AT&T will stop competing for local and long-distance residential customers in seven states, the company said Wednesday. It placed the blame for the action squarely on the Bush Administration and the FCC. The states targeted are Ohio, Missouri, Washington, Tennessee, Louisiana, Arkansas, and New Hampshire.
"This action," AT&T said in a statement, "is a result of a June 9 decision by the Administration and the FCC not to appeal a recent Federal court decision that overturned FCC wholesale rules put in place to introduce competition in local markets. The reversal of local competition policy by the Administration will permit the Bell companies to raise wholesale rates as early as November."
The November date is important, because the Administration has been striving to hold back increases on consumer telephone bills -- said by consumer groups to be inevitable after the June 9 decision -- until after the November elections.
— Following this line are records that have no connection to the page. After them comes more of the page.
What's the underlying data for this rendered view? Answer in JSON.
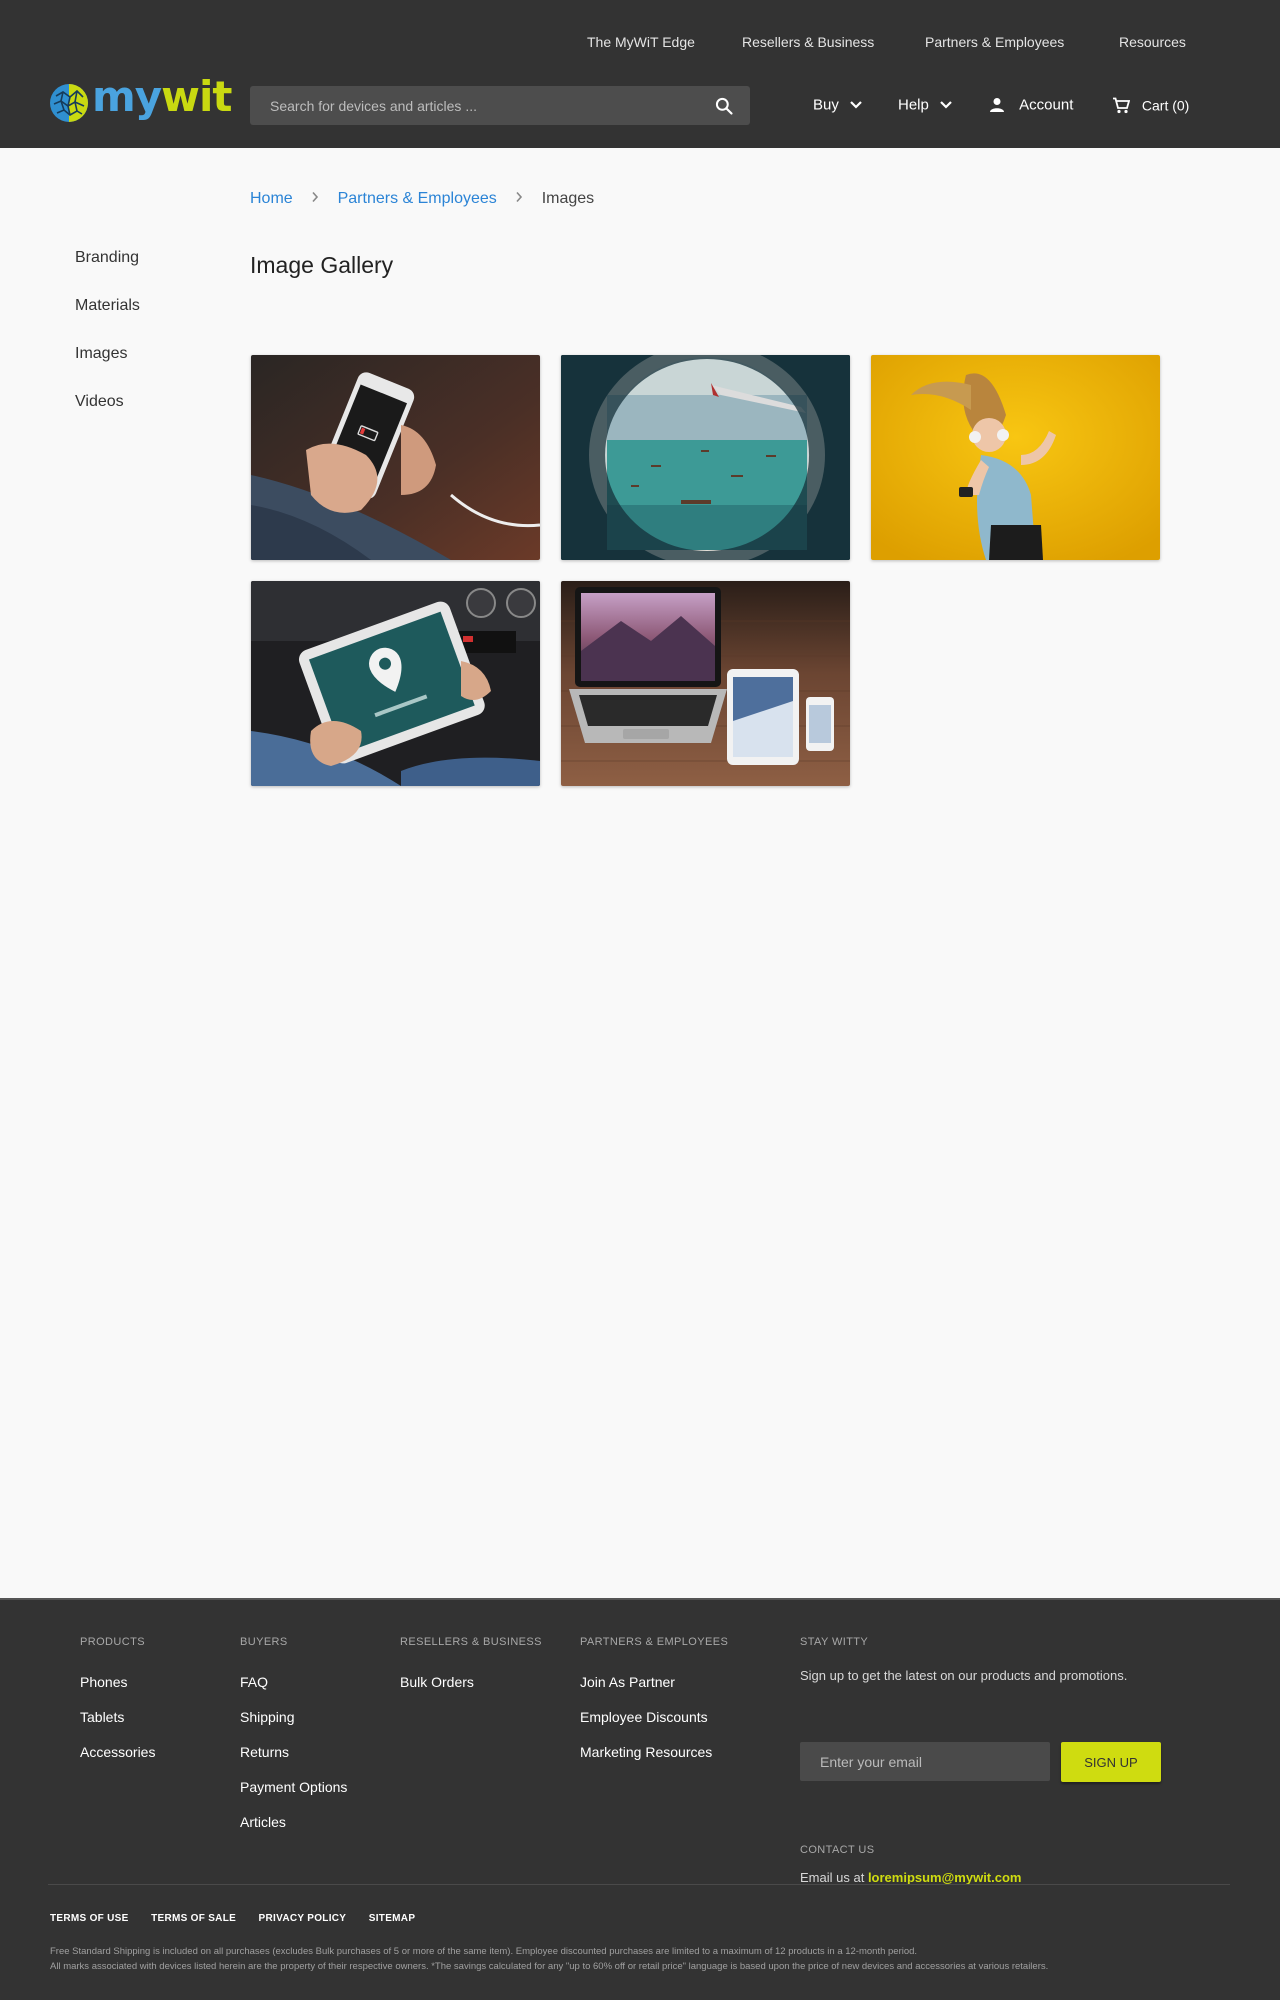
{
  "header": {
    "top_nav": [
      "The MyWiT Edge",
      "Resellers & Business",
      "Partners & Employees",
      "Resources"
    ],
    "logo": {
      "part1": "my",
      "part2": "wit"
    },
    "search": {
      "placeholder": "Search for devices and articles ..."
    },
    "buy_label": "Buy",
    "help_label": "Help",
    "account_label": "Account",
    "cart_label": "Cart",
    "cart_count": "(0)"
  },
  "breadcrumb": {
    "home": "Home",
    "section": "Partners & Employees",
    "current": "Images"
  },
  "sidebar": {
    "items": [
      "Branding",
      "Materials",
      "Images",
      "Videos"
    ]
  },
  "main": {
    "title": "Image Gallery"
  },
  "footer": {
    "columns": [
      {
        "heading": "PRODUCTS",
        "links": [
          "Phones",
          "Tablets",
          "Accessories"
        ]
      },
      {
        "heading": "BUYERS",
        "links": [
          "FAQ",
          "Shipping",
          "Returns",
          "Payment Options",
          "Articles"
        ]
      },
      {
        "heading": "RESELLERS & BUSINESS",
        "links": [
          "Bulk Orders"
        ]
      },
      {
        "heading": "PARTNERS & EMPLOYEES",
        "links": [
          "Join As Partner",
          "Employee Discounts",
          "Marketing Resources"
        ]
      }
    ],
    "stay_witty": {
      "heading": "STAY WITTY",
      "text": "Sign up to get the latest on our products and promotions.",
      "email_placeholder": "Enter your email",
      "button": "SIGN UP"
    },
    "contact": {
      "heading": "CONTACT US",
      "prefix": "Email us at",
      "email": "loremipsum@mywit.com"
    },
    "legal_links": [
      "TERMS OF USE",
      "TERMS OF SALE",
      "PRIVACY POLICY",
      "SITEMAP"
    ],
    "fine_print": [
      "Free Standard Shipping is included on all purchases (excludes Bulk purchases of 5 or more of the same item). Employee discounted purchases are limited to a maximum of 12 products in a 12-month period.",
      "All marks associated with devices listed herein are the property of their respective owners. *The savings calculated for any \"up to 60% off or retail price\" language is based upon the price of new devices and accessories at various retailers."
    ]
  },
  "colors": {
    "header_bg": "#333333",
    "link_blue": "#2b84d6",
    "accent_lime": "#cfdc10"
  }
}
AT&T's decision to include long distance in its decision was something of a surprise because long distance has long been the firm's telephone flagship in the consumer market. The company indicated that it cannot compete with "competitive bundles" -- the packages of local and long distance telephoning -- offered by the Bells, so it is dropping out of the seven states entirely. The states involved have a combined population of 38 million.
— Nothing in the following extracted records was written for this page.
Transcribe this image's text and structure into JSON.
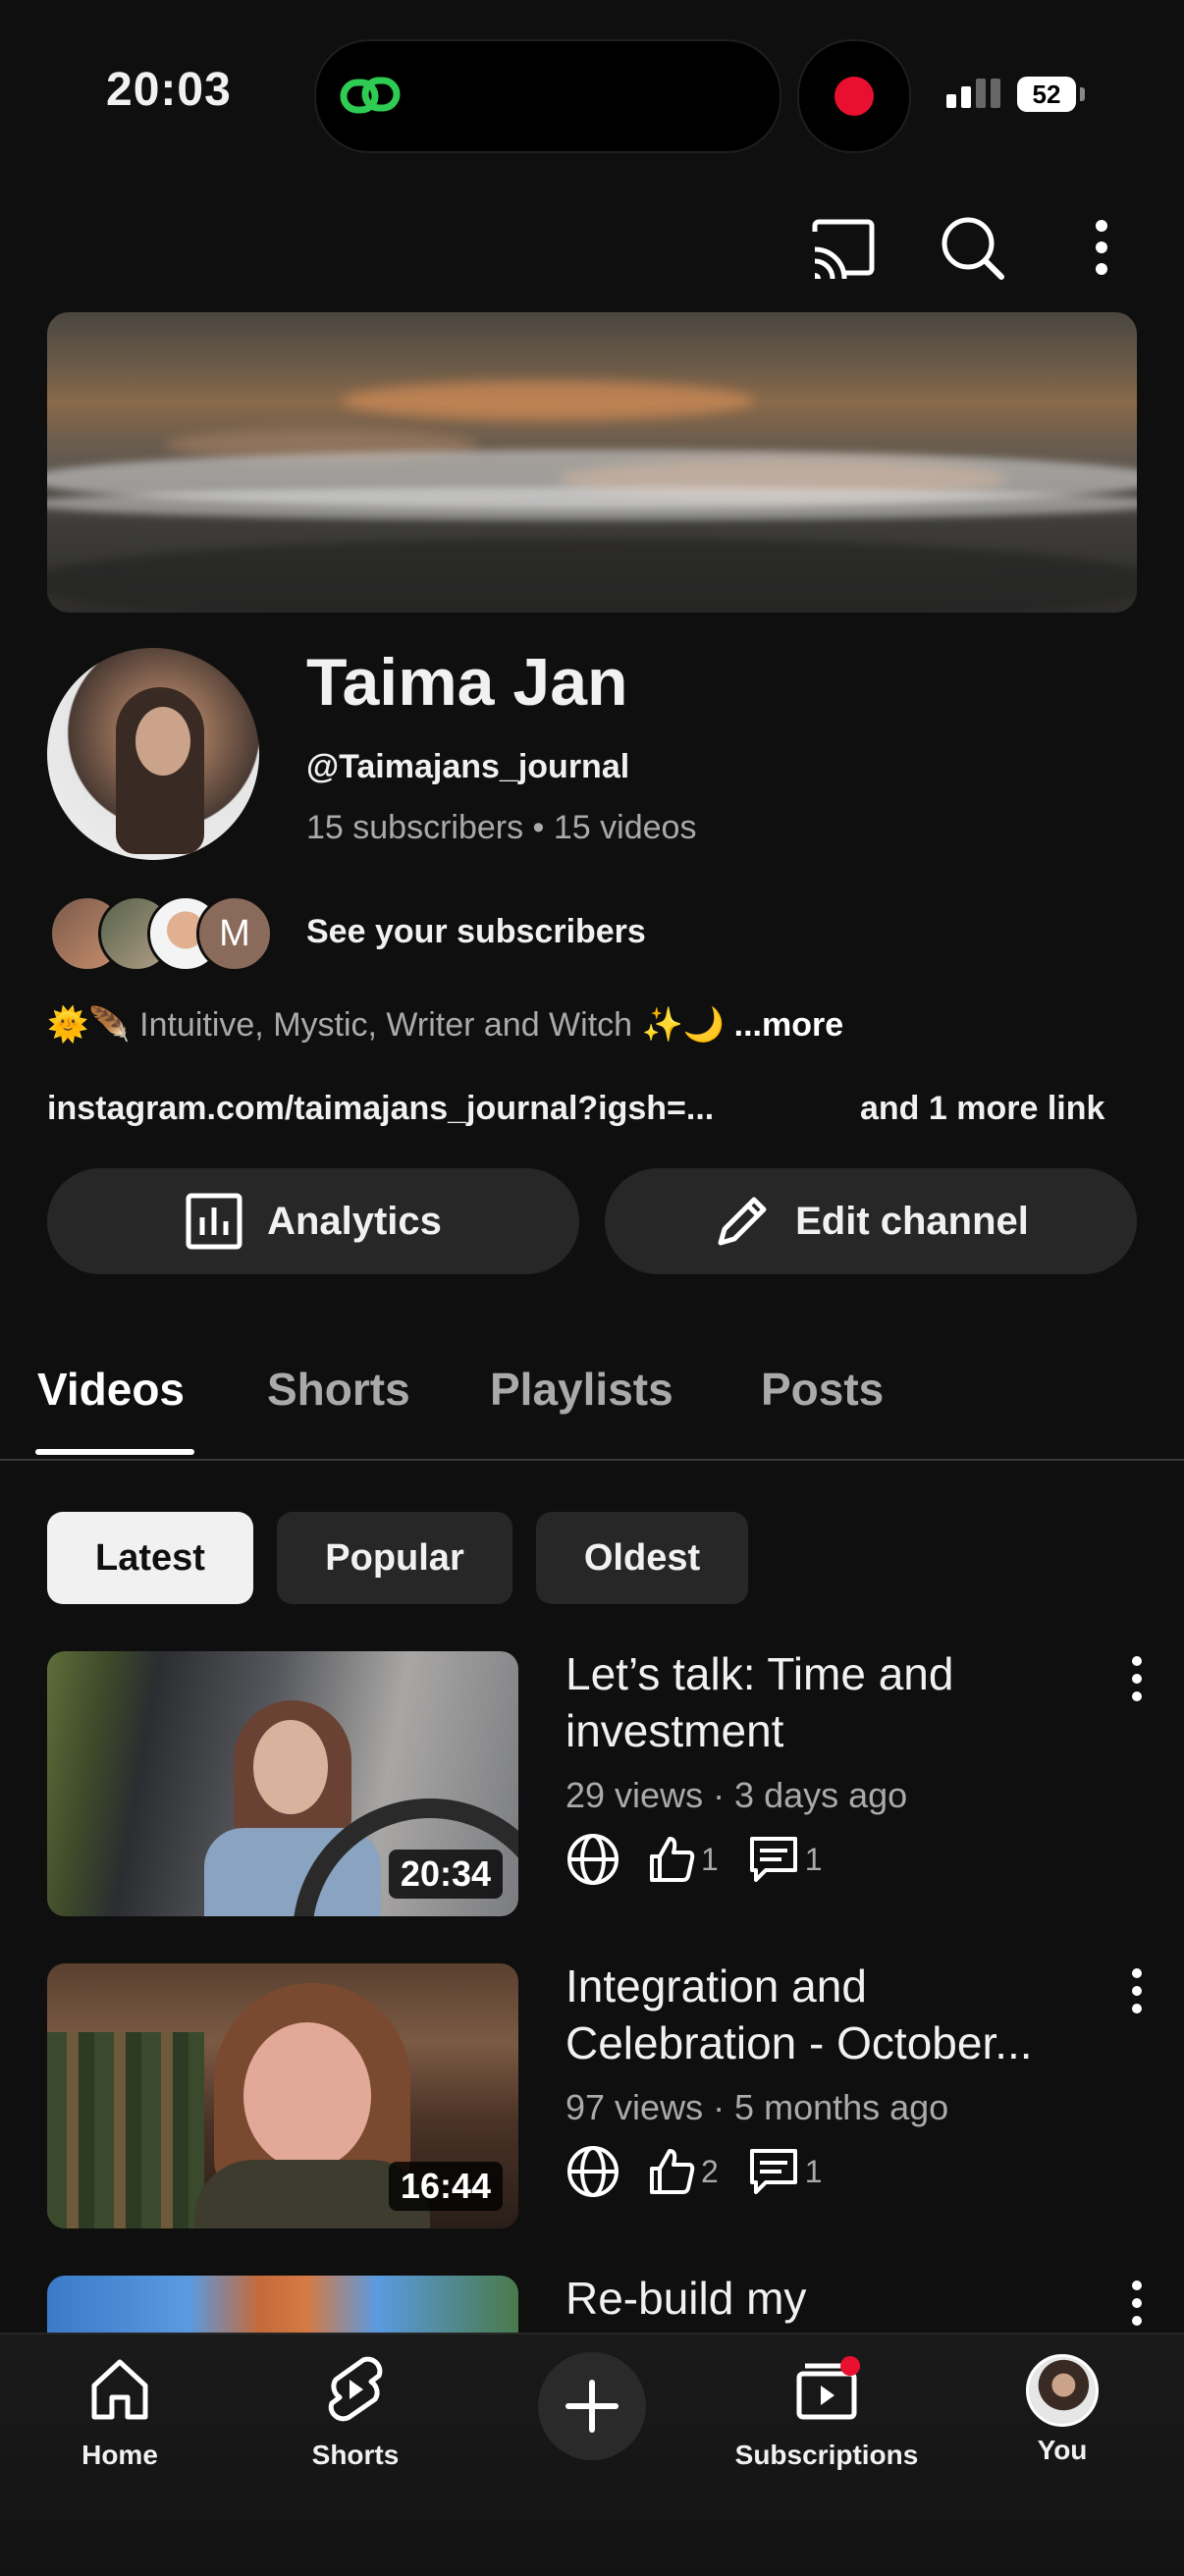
{
  "status_bar": {
    "time": "20:03",
    "battery": "52"
  },
  "top_bar": {
    "icons": [
      "cast-icon",
      "search-icon",
      "more-vert-icon"
    ]
  },
  "channel": {
    "name": "Taima Jan",
    "handle": "@Taimajans_journal",
    "stats": "15 subscribers  •  15 videos",
    "see_subscribers": "See your subscribers",
    "subscriber_initial": "M",
    "bio_emoji": "🌞🪶",
    "bio": "Intuitive, Mystic, Writer and Witch ✨🌙",
    "bio_more": "...more",
    "link": "instagram.com/taimajans_journal?igsh=...",
    "more_links": "and 1 more link"
  },
  "buttons": {
    "analytics": "Analytics",
    "edit": "Edit channel"
  },
  "tabs": [
    {
      "label": "Videos",
      "active": true
    },
    {
      "label": "Shorts",
      "active": false
    },
    {
      "label": "Playlists",
      "active": false
    },
    {
      "label": "Posts",
      "active": false
    }
  ],
  "chips": [
    {
      "label": "Latest",
      "active": true
    },
    {
      "label": "Popular",
      "active": false
    },
    {
      "label": "Oldest",
      "active": false
    }
  ],
  "videos": [
    {
      "title": "Let’s talk: Time and investment",
      "meta": "29 views · 3 days ago",
      "duration": "20:34",
      "likes": "1",
      "comments": "1"
    },
    {
      "title": "Integration and Celebration - October...",
      "meta": "97 views · 5 months ago",
      "duration": "16:44",
      "likes": "2",
      "comments": "1"
    },
    {
      "title": "Re-build my"
    }
  ],
  "nav": {
    "home": "Home",
    "shorts": "Shorts",
    "subscriptions": "Subscriptions",
    "you": "You"
  },
  "colors": {
    "background": "#0f0f0f",
    "chip_active": "#f1f1f1",
    "notification": "#e8102e",
    "link_green": "#2ecc52"
  }
}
AT&T's action likewise goes to the heart of the breakup of the original AT&T two decades ago. The telephone colossus was broken up to provide consumers and business with competitive alternatives. "We foresee a future with less choice for consumers," said AT&T Chairman and CEO David Dorman in a statement. "Competitive alternatives are simply not available today for most Americans, because as AT&T loses the ability to provide them with an alternative to the Bell companies, they will have virtually no choice of telecommunications provider."